Methods: A triangulation of methods was used to collect the data: anonymous self-complete questionnaire (ADKnowl) staff interviews to clarify practice issues that could affect safe medicine use, and a case file audit to identify medicine-related data. Questionnaires were distributed to all RNs, ENs and PCAs in the two services via nursing management (N=540). The ADKnowl was supplemented with additional questions and vignettes derived from actual case notes in each RAC to assess translation of knowledge into practice. Only medicine related data are reported.
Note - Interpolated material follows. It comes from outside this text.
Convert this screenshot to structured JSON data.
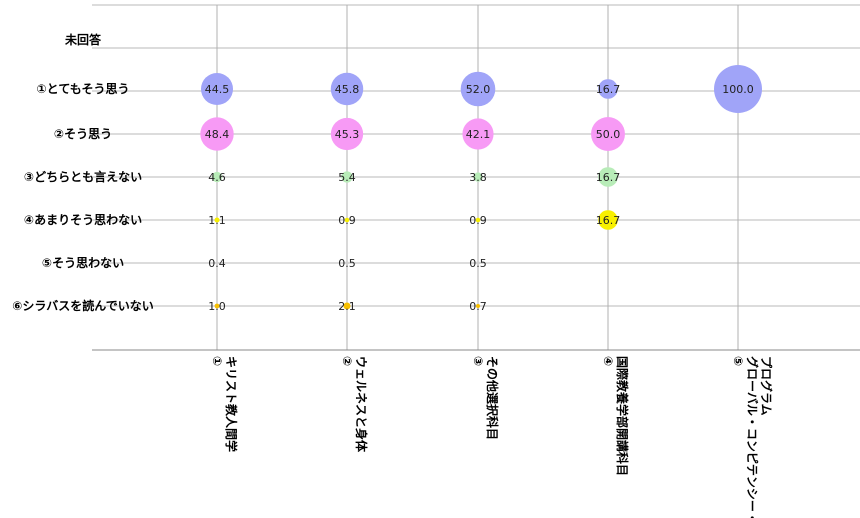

Results: Sixty-eight people returned completed questionnaires (12.5% response rate). Knowledge deficits were identified in administering oral hypoglycaemic agents and insulin, their action and potential adverse events. Most ENs and PCAs did not know why HbA1c was measured. Almost half the RNs and ENs and 80% of PCAs did not know how diabetes comorbidities affect medicine choices. RN achieved higher overall average knowledge scores,74.3%, compared to ENs and PCA, 49%. The interviews suggest lack of time, unclear communication processes, inadequate knowledge about medications and resident behaviour compromises optimal medicine administration. Twenty case files audits were undertaken in each RAC and revealed residents were taking on average nine medicines.

Conclusion: Staff involved in caring for residents with diabetes had suboptimal general and medicine-specific diabetes knowledge to deliver optimal care. System issues and unpredictable resident behaviours made medicine management difficult and compromised safety.